Challenge	Our Solution	Impact Metrics
False starts in noisy rooms	Domain-tuned VAD trained on 8 kHz healthcare & retail calls; additive noise augmentation improves robustness.	50 % drop in bot “double-talk” incidents
Over-talking the user	Router model weighs VAD, ASR confidence, and conversational state to decide when the bot may speak. Prompts can tweak aggressiveness on the fly.	90 % reduction in user-bot overlap
Long awkward silences	Adaptive timeout varies by user speech rate and prior latency history; back-channel tokens (“mm-hmm”) keep the floor.	Avg perceived latency −320 ms
Multi-speaker environments	Energy-based localisation plus speaker embeddings suppress non-target voices (TV, side-talk).	ASR error rate from background chatter −35 %
Cross-language responsiveness	Separate VAD profiles per language cluster auto-selected via language ID; prevents mis-fires from tonal languages.	Turn accuracy parity across 30+ languages

Evaluation Loop
Turn-taking accuracy is scored nightly: we label 1 % of traffic for true speaker boundaries and measure precision/recall. If recall dips < 95 %, the model retrains on the latest dual-channel calls—keeping behaviour aligned with real-world acoustics.

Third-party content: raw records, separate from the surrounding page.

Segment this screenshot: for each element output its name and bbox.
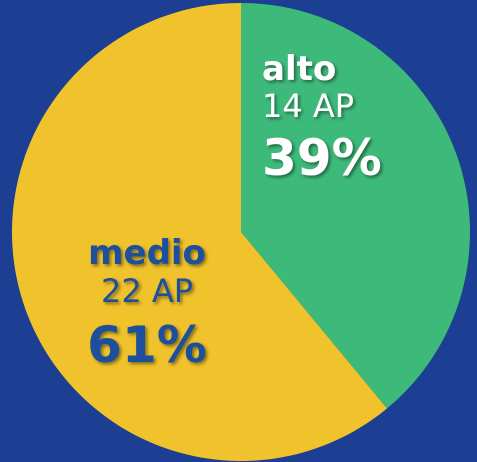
slice-value-label: 39% [262,129,382,187]
slice-value-label: 61% [87,316,207,374]
slice-sub-label: 14 AP [262,87,354,125]
slice-sub-label: 22 AP [101,272,193,310]
slice-label: alto [262,49,336,89]
pie-slice [241,3,470,409]
slice-label: medio [88,233,206,273]
pie-slice [11,3,387,461]
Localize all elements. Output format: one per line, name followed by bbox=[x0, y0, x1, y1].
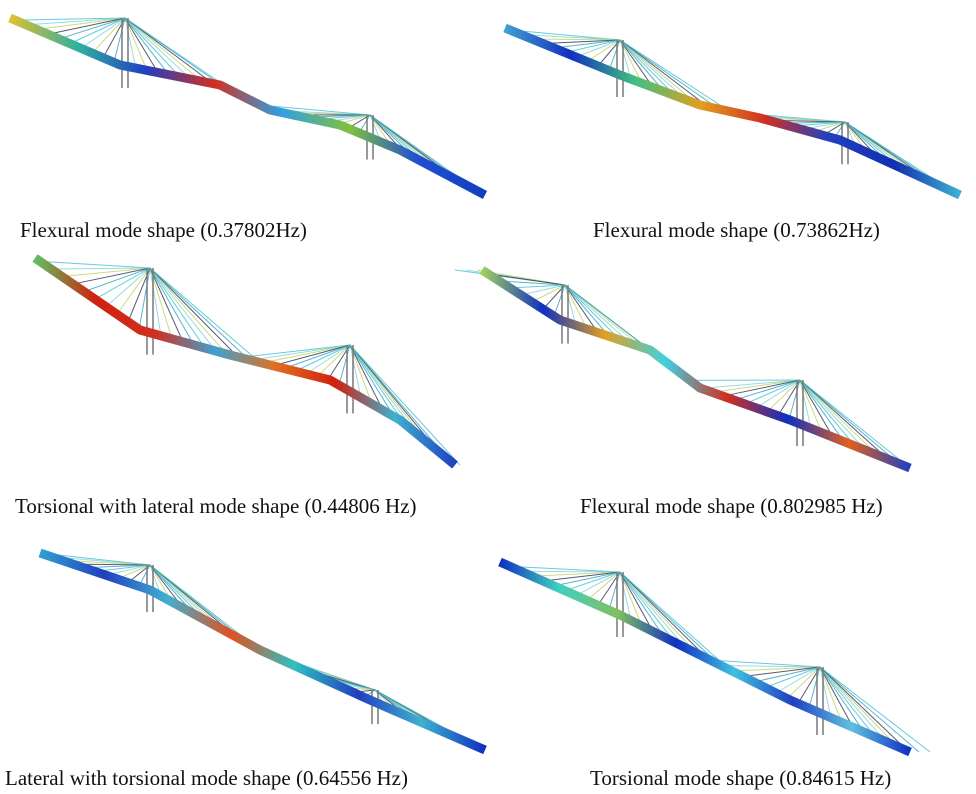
bridge-model bbox=[500, 562, 930, 752]
caption: Lateral with torsional mode shape (0.645… bbox=[5, 766, 408, 790]
cable bbox=[139, 268, 150, 329]
cable bbox=[620, 572, 697, 654]
caption: Flexural mode shape (0.802985 Hz) bbox=[580, 494, 883, 518]
cable bbox=[800, 380, 888, 459]
deck bbox=[40, 553, 485, 750]
cable bbox=[576, 572, 620, 596]
cable bbox=[620, 40, 708, 107]
cable bbox=[620, 572, 708, 659]
cable bbox=[620, 40, 719, 109]
cable bbox=[620, 40, 730, 112]
cable bbox=[776, 667, 820, 693]
deck bbox=[505, 28, 960, 195]
cable bbox=[51, 268, 150, 269]
caption: Flexural mode shape (0.37802Hz) bbox=[20, 218, 307, 242]
deck bbox=[35, 258, 455, 465]
bridge-model bbox=[40, 553, 485, 750]
mode-shape-images bbox=[0, 0, 976, 794]
caption: Flexural mode shape (0.73862Hz) bbox=[593, 218, 880, 242]
bridge-model bbox=[505, 28, 960, 195]
deck bbox=[10, 18, 485, 195]
cable bbox=[723, 380, 800, 396]
bridge-model bbox=[455, 270, 910, 468]
cable bbox=[609, 40, 620, 71]
deck bbox=[500, 562, 910, 752]
cable bbox=[800, 380, 899, 464]
cable bbox=[106, 268, 150, 307]
bridge-model bbox=[35, 258, 460, 465]
deck bbox=[482, 270, 910, 468]
cable bbox=[809, 667, 820, 708]
cable bbox=[620, 40, 697, 104]
caption: Torsional mode shape (0.84615 Hz) bbox=[590, 766, 891, 790]
figure: Flexural mode shape (0.37802Hz) Flexural… bbox=[0, 0, 976, 794]
caption: Torsional with lateral mode shape (0.448… bbox=[15, 494, 417, 518]
cable bbox=[40, 261, 150, 268]
cable bbox=[800, 380, 910, 468]
bridge-model bbox=[10, 18, 485, 195]
cable bbox=[820, 667, 908, 751]
cable bbox=[609, 572, 620, 610]
cable bbox=[620, 572, 686, 648]
cable bbox=[532, 572, 620, 576]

9 · Capability-to-Use-Case Map (Why It Matters to You)

Below is a customer-centric view of our live capability set. Match your business goal on the left to the capabilities on the right and you’ll see we’ve got you covered.

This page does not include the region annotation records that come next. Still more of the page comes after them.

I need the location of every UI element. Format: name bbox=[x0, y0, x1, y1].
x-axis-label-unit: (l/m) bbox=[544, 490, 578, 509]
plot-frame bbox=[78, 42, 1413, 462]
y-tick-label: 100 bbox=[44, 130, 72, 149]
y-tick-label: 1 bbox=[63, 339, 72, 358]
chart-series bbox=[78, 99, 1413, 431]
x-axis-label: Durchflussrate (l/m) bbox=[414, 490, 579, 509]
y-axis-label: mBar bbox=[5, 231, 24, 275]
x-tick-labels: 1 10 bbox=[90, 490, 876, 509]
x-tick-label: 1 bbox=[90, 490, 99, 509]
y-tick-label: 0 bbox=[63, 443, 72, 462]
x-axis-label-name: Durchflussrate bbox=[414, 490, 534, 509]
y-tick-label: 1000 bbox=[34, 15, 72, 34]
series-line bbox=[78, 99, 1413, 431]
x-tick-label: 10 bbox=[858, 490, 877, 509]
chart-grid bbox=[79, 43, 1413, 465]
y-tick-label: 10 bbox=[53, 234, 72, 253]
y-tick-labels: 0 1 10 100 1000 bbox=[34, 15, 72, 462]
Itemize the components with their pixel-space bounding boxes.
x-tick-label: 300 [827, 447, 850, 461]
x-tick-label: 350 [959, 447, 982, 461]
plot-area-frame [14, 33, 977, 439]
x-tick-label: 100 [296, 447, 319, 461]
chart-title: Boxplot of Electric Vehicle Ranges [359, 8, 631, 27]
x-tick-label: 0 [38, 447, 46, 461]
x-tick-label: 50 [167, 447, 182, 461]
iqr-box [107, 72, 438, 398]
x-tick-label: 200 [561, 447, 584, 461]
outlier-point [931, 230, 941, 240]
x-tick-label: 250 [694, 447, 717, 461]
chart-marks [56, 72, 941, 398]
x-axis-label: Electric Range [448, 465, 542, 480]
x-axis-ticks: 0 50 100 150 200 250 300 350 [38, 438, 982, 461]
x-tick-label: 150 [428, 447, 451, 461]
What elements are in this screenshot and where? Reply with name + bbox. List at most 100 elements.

Typical Customer Need	Relevant AnyReach Capabilities	Outcome Delivered
Automate appointment confirmations & reminders	1 Call-to-Prompt 4 Pre-Call Variables 12 Voicemail Detection	90 %+ confirmation success, no-show rate slashed
Outbound lead qualification for sales	5 Scenario Generation & Sims 6 Voice-Sim Regression 9 AVM Score	Faster prompt iteration → higher conversion, consistent brand tone
24/7 healthcare triage with clinical safety	3 Post-Call Transcript Analysis 8 Auto Prompt Refiner 11 HITL Transfers	Safe escalation, HIPAA-grade logging, empathetic conversations
Multilingual customer support	2 Multilingual Dataset Pipeline 17 Custom LLM Fine-Tuning 15 Back-Channeling	Natural-sounding agents in 30+ languages, improved CSAT
Quality-at-scale auditing (contact-centre)	18 Turn-Taking Evaluation 7 Quality Dashboards 9 AVM Score	Human-level QA coverage at a fraction of the cost
Brand-specific voice for marketing	13 Zero-Shot Voice Clone 14 Fine-Tuned TTS	Unique, on-brand voice live in days
Risk-free prompt / model updates	10 Production Call Re-Simulation AVM Score gating	Zero regressions, data-backed rollouts

Legend – capability IDs reference the full list:

1 Call-to-Prompt · 2 Multilingual Dataset Generation · 3 Post-Call Analysis · 4 Pre-Call Variables · 5 Scenario Generation · 6 Voice Simulation · 7 Dashboards & Monitoring · 8 Auto Prompt Refiner · 9 AVM Score · 10 Call Re-Sim · 11 HITL Transfers · 12 Voicemail Detection · 13 Zero-Shot Voice Clone · 14 Fine-Tuned TTS · 15 Back-Channeling · 16 RouterLLM · 17 Custom LLM Fine-Tuning · 18 Turn-Taking Eval · 19 Noise-Robust VAD · 20 Web-Agent Handoffs

10 · High-Level Architecture (Tool-Agnostic View)

Telephony Gateway – Manages inbound/outbound call streams.
Real-Time Audio Pipeline – Speech-to-Text → LLM orchestration → Text-to-Speech on dedicated compute.
APIs & Event Bus – Orchestrates logging, scoring, and external system integrations.
Storage – Secure object and relational stores for audio, transcripts, metrics.
Monitoring & Alerting – Full-stack observability wrapped in SLAs.

All components are fully HIPAA compliant and horizontally scalable.

Key Takeaways

Data-driven from day one – Every call fuels training, evaluation and optimisation.
Automation + Human Judgment – LLM judges handle scale, humans handle nuance.
Safety Nets Everywhere – Replay-based gating and HITL transfers keep risk near zero.
Capability Breadth – From zero-shot voice cloning to turn-taking analytics, the platform spans the majority of business use cases out-of-the-box.